• New California Job Bias Regulations Will Require Most Employers To Update Their  Discrimination and Harassment Prevention Policies By April 1st
  • April 28, 2016 | Authors: Katherine A. Hren; Richard S. Rosenberg
  • Law Firm: Ballard Rosenberg Golper & Savitt LLP - Encino Office
  • The state's job bias agency (the California Department of Fair Employment and Housing or "DFEH") recently announced revised regulations that will require most employers in the state to issue new workplace anti-discrimination and harassment policies by April 1, 2016.

    What These Amendments Mean For You

    The new regulations make clear that every employer in the state with 5 or more employees MUST have detailed written policies addressing workplace discrimination and harassment. Beginning April 1st, the regulations require employers to say more to employees about these subjects than in the past.
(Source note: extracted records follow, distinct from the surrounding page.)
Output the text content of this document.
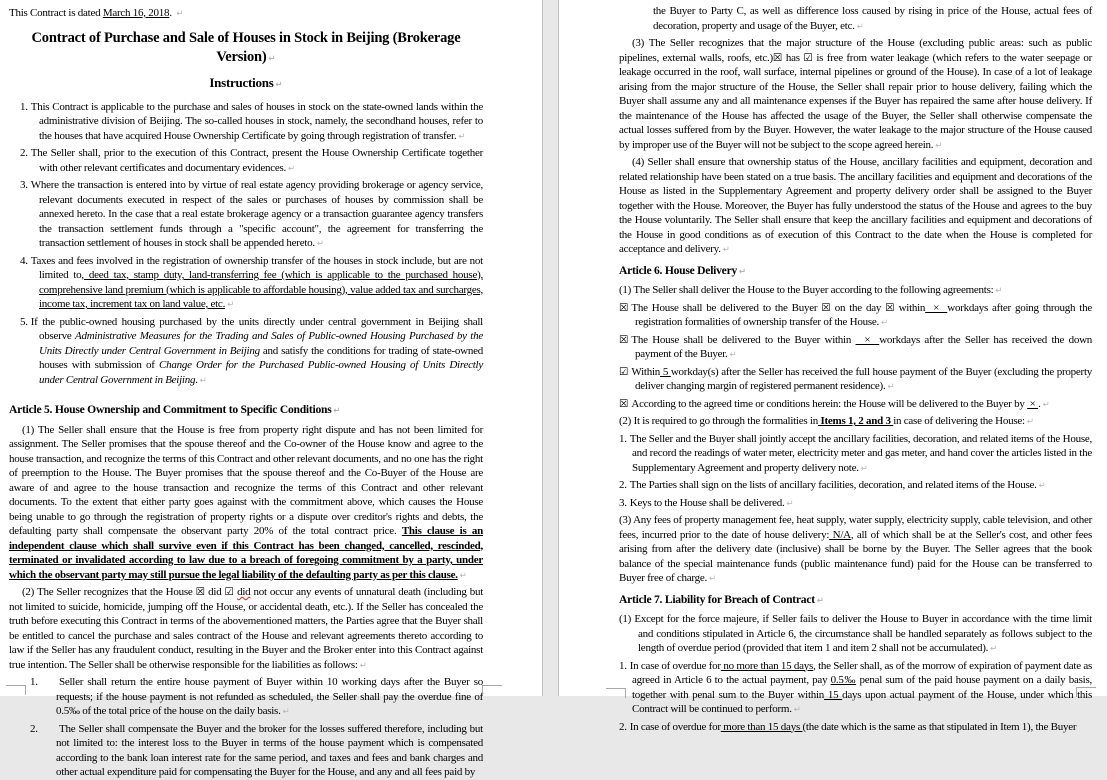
This Contract is dated March 16, 2018. ↵
Contract of Purchase and Sale of Houses in Stock in Beijing (Brokerage Version) ↵
Instructions ↵
1. This Contract is applicable to the purchase and sales of houses in stock on the state-owned lands within the administrative division of Beijing. The so-called houses in stock, namely, the secondhand houses, refer to the houses that have acquired House Ownership Certificate by going through registration of transfer. ↵
2. The Seller shall, prior to the execution of this Contract, present the House Ownership Certificate together with other relevant certificates and documentary evidences. ↵
3. Where the transaction is entered into by virtue of real estate agency providing brokerage or agency service, relevant documents executed in respect of the sales or purchases of houses by commission shall be annexed hereto. In the case that a real estate brokerage agency or a transaction guarantee agency transfers the transaction settlement funds through a "specific account", the agreement for transferring the transaction settlement of houses in stock shall be appended hereto. ↵
4. Taxes and fees involved in the registration of ownership transfer of the houses in stock include, but are not limited to, deed tax, stamp duty, land-transferring fee (which is applicable to the purchased house), comprehensive land premium (which is applicable to affordable housing), value added tax and surcharges, income tax, increment tax on land value, etc. ↵
5. If the public-owned housing purchased by the units directly under central government in Beijing shall observe Administrative Measures for the Trading and Sales of Public-owned Housing Purchased by the Units Directly under Central Government in Beijing and satisfy the conditions for trading of state-owned houses with submission of Change Order for the Purchased Public-owned Housing of Units Directly under Central Government in Beijing. ↵
Article 5. House Ownership and Commitment to Specific Conditions ↵
(1) The Seller shall ensure that the House is free from property right dispute and has not been limited for assignment. The Seller promises that the spouse thereof and the Co-owner of the House know and agree to the house transaction, and recognize the terms of this Contract and other relevant documents, and no one has the right of preemption to the House. The Buyer promises that the spouse thereof and the Co-Buyer of the House are aware of and agree to the house transaction and recognize the terms of this Contract and other relevant documents. To the extent that either party goes against with the commitment above, which causes the House being unable to go through the registration of property rights or a dispute over creditor's rights and debts, the defaulting party shall compensate the observant party 20% of the total contract price. This clause is an independent clause which shall survive even if this Contract has been changed, cancelled, rescinded, terminated or invalidated according to law due to a breach of foregoing commitment by a party, under which the observant party may still pursue the legal liability of the defaulting party as per this clause. ↵
(2) The Seller recognizes that the House ☒ did ☑ did not occur any events of unnatural death (including but not limited to suicide, homicide, jumping off the House, or accidental death, etc.). If the Seller has concealed the truth before executing this Contract in terms of the abovementioned matters, the Parties agree that the Buyer shall be entitled to cancel the purchase and sales contract of the House and relevant agreements thereto according to law if the Seller has any fraudulent conduct, resulting in the Buyer and the Broker enter into this Contract against true intention. The Seller shall be otherwise responsible for the liabilities as follows: ↵
1. Seller shall return the entire house payment of Buyer within 10 working days after the Buyer so requests; if the house payment is not refunded as scheduled, the Seller shall pay the overdue fine of 0.5‰ of the total price of the house on the daily basis. ↵
2. The Seller shall compensate the Buyer and the broker for the losses suffered therefore, including but not limited to: the interest loss to the Buyer in terms of the house payment which is compensated according to the bank loan interest rate for the same period, and taxes and fees and bank charges and other actual expenditure paid for compensating the Buyer for the House, and any and all fees paid by
the Buyer to Party C, as well as difference loss caused by rising in price of the House, actual fees of decoration, property and usage of the Buyer, etc. ↵
(3) The Seller recognizes that the major structure of the House (excluding public areas: such as public pipelines, external walls, roofs, etc.)☒ has ☑ is free from water leakage (which refers to the water seepage or leakage occurred in the roof, wall surface, internal pipelines or ground of the House). In case of a lot of leakage arising from the major structure of the House, the Seller shall repair prior to house delivery, failing which the Buyer shall assume any and all maintenance expenses if the Buyer has repaired the same after house delivery. If the maintenance of the House has affected the usage of the Buyer, the Seller shall otherwise compensate the actual losses suffered from by the Buyer. However, the water leakage to the major structure of the House caused by improper use of the Buyer will not be subject to the scope agreed herein. ↵
(4) Seller shall ensure that ownership status of the House, ancillary facilities and equipment, decoration and related relationship have been stated on a true basis. The ancillary facilities and equipment and decorations of the House as listed in the Supplementary Agreement and property delivery order shall be assigned to the Buyer together with the House. Moreover, the Buyer has fully understood the status of the House and agrees to the buy the House voluntarily. The Seller shall ensure that keep the ancillary facilities and equipment and decorations of the House in good conditions as of execution of this Contract to the date when the House is completed for acceptance and delivery. ↵
Article 6. House Delivery ↵
(1) The Seller shall deliver the House to the Buyer according to the following agreements: ↵
☒ The House shall be delivered to the Buyer ☒ on the day ☒ within  ×  workdays after going through the registration formalities of ownership transfer of the House. ↵
☒ The House shall be delivered to the Buyer within   ×  workdays after the Seller has received the down payment of the Buyer. ↵
☑ Within 5 workday(s) after the Seller has received the full house payment of the Buyer (excluding the property deliver changing margin of registered permanent residence). ↵
☒ According to the agreed time or conditions herein: the House will be delivered to the Buyer by  × . ↵
(2) It is required to go through the formalities in Items 1, 2 and 3 in case of delivering the House: ↵
1. The Seller and the Buyer shall jointly accept the ancillary facilities, decoration, and related items of the House, and record the readings of water meter, electricity meter and gas meter, and hand cover the articles listed in the Supplementary Agreement and property delivery note. ↵
2. The Parties shall sign on the lists of ancillary facilities, decoration, and related items of the House. ↵
3. Keys to the House shall be delivered. ↵
(3) Any fees of property management fee, heat supply, water supply, electricity supply, cable television, and other fees, incurred prior to the date of house delivery: N/A, all of which shall be at the Seller's cost, and other fees arising from after the delivery date (inclusive) shall be borne by the Buyer. The Seller agrees that the book balance of the special maintenance funds (public maintenance fund) paid for the House can be transferred to Buyer free of charge. ↵
Article 7. Liability for Breach of Contract ↵
(1) Except for the force majeure, if Seller fails to deliver the House to Buyer in accordance with the time limit and conditions stipulated in Article 6, the circumstance shall be handled separately as follows subject to the length of overdue period (provided that item 1 and item 2 shall not be accumulated). ↵
1. In case of overdue for no more than 15 days, the Seller shall, as of the morrow of expiration of payment date as agreed in Article 6 to the actual payment, pay 0.5‰ penal sum of the paid house payment on a daily basis, together with penal sum to the Buyer within 15 days upon actual payment of the House, under which this Contract will be continued to perform. ↵
2. In case of overdue for more than 15 days (the date which is the same as that stipulated in Item 1), the Buyer
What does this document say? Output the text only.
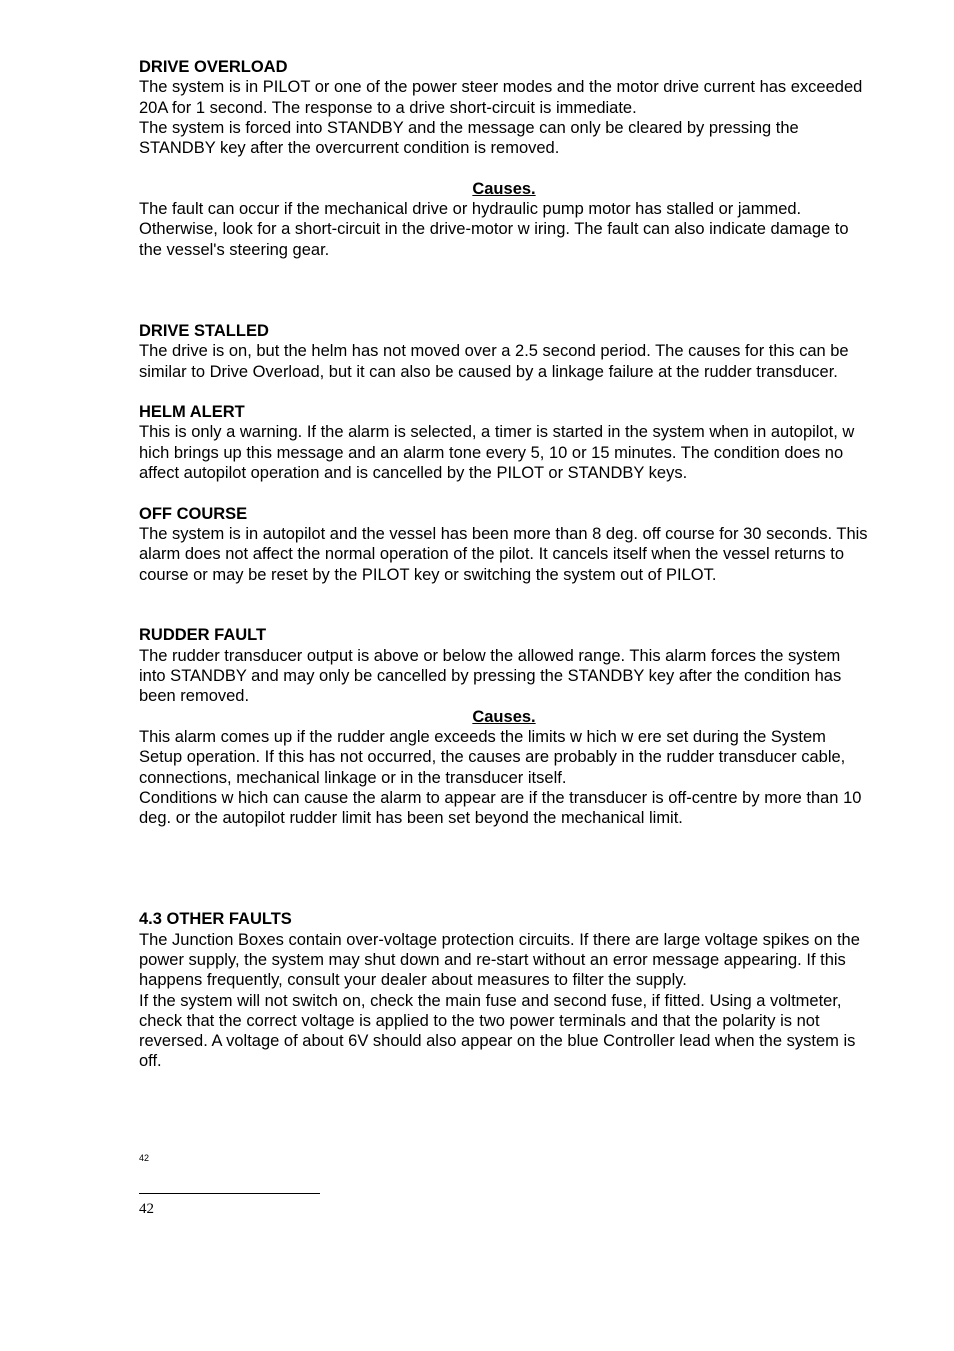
DRIVE OVERLOAD

The system is in PILOT or one of the power steer modes and the motor drive current has exceeded 20A for 1 second. The response to a drive short-circuit is immediate.

The system is forced into STANDBY and the message can only be cleared by pressing the STANDBY key after the overcurrent condition is removed.

Causes.

The fault can occur if the mechanical drive or hydraulic pump motor has stalled or jammed. Otherwise, look for a short-circuit in the drive-motor w iring. The fault can also indicate damage to the vessel's steering gear.

DRIVE STALLED

The drive is on, but the helm has not moved over a 2.5 second period. The causes for this can be similar to Drive Overload, but it can also be caused by a linkage failure at the rudder transducer.

HELM ALERT

This is only a warning. If the alarm is selected, a timer is started in the system when in autopilot, w hich brings up this message and an alarm tone every 5, 10 or 15 minutes. The condition does no affect autopilot operation and is cancelled by the PILOT or STANDBY keys.

OFF COURSE

The system is in autopilot and the vessel has been more than 8 deg. off course for 30 seconds. This alarm does not affect the normal operation of the pilot. It cancels itself when the vessel returns to course or may be reset by the PILOT key or switching the system out of PILOT.

RUDDER FAULT

The rudder transducer output is above or below the allowed range. This alarm forces the system into STANDBY and may only be cancelled by pressing the STANDBY key after the condition has been removed.

Causes.

This alarm comes up if the rudder angle exceeds the limits w hich w ere set during the System Setup operation. If this has not occurred, the causes are probably in the rudder transducer cable, connections, mechanical linkage or in the transducer itself.

Conditions w hich can cause the alarm to appear are if the transducer is off-centre by more than 10 deg. or the autopilot rudder limit has been set beyond the mechanical limit.

4.3 OTHER FAULTS

The Junction Boxes contain over-voltage protection circuits. If there are large voltage spikes on the power supply, the system may shut down and re-start without an error message appearing. If this happens frequently, consult your dealer about measures to filter the supply.

If the system will not switch on, check the main fuse and second fuse, if fitted. Using a voltmeter, check that the correct voltage is applied to the two power terminals and that the polarity is not reversed. A voltage of about 6V should also appear on the blue Controller lead when the system is off.

42
42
This is in addition to distributing the required DFEH brochure.

    The April 1st Policy must do all of the following:
    • List all currently protected categories covered under the state's job bias law.
    • Directly state that the law prohibits illegal behavior by supervisors, coworkers and third parties.
    • Establish a formal complaint handling process that ensures all of the following:
      • An employer's designation of confidentiality to the extent possible;
      • A timely response and investigation;
      • Impartial and timely investigations by qualified personnel;
      • Proper documentation and tracking of a complaint for reasonable progress;
      • Appropriate options for remedial actions and resolutions; and
      • Timely closures and resolutions.
    • The complaint mechanism must allow complaints to be made to an individual other than the employee's immediate supervisor, including but not limited to the following options:
      • Oral or written complaints through direct communication with a designated company representative (i.e. human resources manager, EEO officer, or other supervisor); and/or
      • A complaint hotline; and/or
      • Access to an ombudsperson; and/or
      • The identification of the federal job bias agency (EEOC) or California job bias agency (DFEH) as additional avenues for complaints.
    • Instruct supervisors to report all complaints to a designated company representative, to enable the company to try to resolve the claim internally. (Note: Employers with 50 or more employees are required to include this topic in the semi-annual mandated sexual harassment prevention training as well).
    • Provide that when an employer receives a complaint of allegations, it will conduct a fair, timely, and thorough investigation that provides all parties with appropriate due process and reaches reasonable conclusions based on all the evidence collected.
    • Assure confidentiality will be maintained by the employer to the extent possible (but not indicate that the investigation will remain completely confidential).
    • Provide that appropriate remedial measures will be taken in a timely manner if misconduct is found at the end of the investigation.
    • Clearly state that employees will not suffer retaliation as a result of lodging a complaint or participating in any workplace investigation.
    How the Prevention Policy must be distributed:

    The new policy must be disseminated by one or more of the following methods:
    • Providing a printed physical copy to all employees with an acknowledgment form for the employee to sign and return;
    • Distributing the policy via e-mail with an acknowledgment return form;
    • Posting current versions of the policies on a company intranet server with a tracking system to ensure that all employees have read and acknowledged receipt of the policy;
    • Any manner that ensures all employees receive, understand, and acknowledge the policy.
    A special note for employers with multi-lingual workforces: Any employer whose workforce contains 10% or more employees who speak any language other than English as their "spoken language" MUST translate the new policy into every such language and disseminate the policy in accordance with the above procedures.

    New Key Definitions

    The new regulations add or revise the following definitions in the job bias law:
    • "Gender expression" means a person's gender-related appearance or behavior, whether or not stereotypically associated with the person's sex at birth.
    • "Gender identity" means a person's identification as male, female, a gender different from the person's sex at birth, or transgender.
    • "Sex" has the same broad definition as in the past (covering not only gender, but also pregnancy; childbirth; medial conditions related to pregnancy, childbirth, or breast feeding; gender identity; and gender expression).
    • "Sex Stereotype" means an assumption about a person's appearance or behavior, or about an individual's ability or inability to perform certain kinds of work based on a myth, social expectation, or generalization about the individual's sex.
    • "Transgender" is a general term that refers to a person whose gender identity differs from the person's sex at birth. A transgender person may or may not have a gender expression that is different from the social expectations of the sex assigned at birth. A transgender person may or may not identify as "transsexual."
    Substantial New Remedies Available Against Employers

    The new regulations now explicitly empower the DFEH to independently seek "non-monetary preventative remedies" against an employer for failure to take reasonable steps to prevent and promptly correct discriminatory and harassing conduct, whether or not the DFEH prevails on an underlying claim of discrimination, harassment, or retaliation claim. It is unstated what these newly sanctioned remedies will entail, but it can be safely assumed they will be interpreted in the broadest manner possible.

    What Employers Should Do

    Employers should immediately review any existing policies to ensure they are in compliance with all aspects of the new law. By April 1st, employers must publish and disseminate new and/or revised compliant workplace policies addressing harassment, discrimination, and retaliation.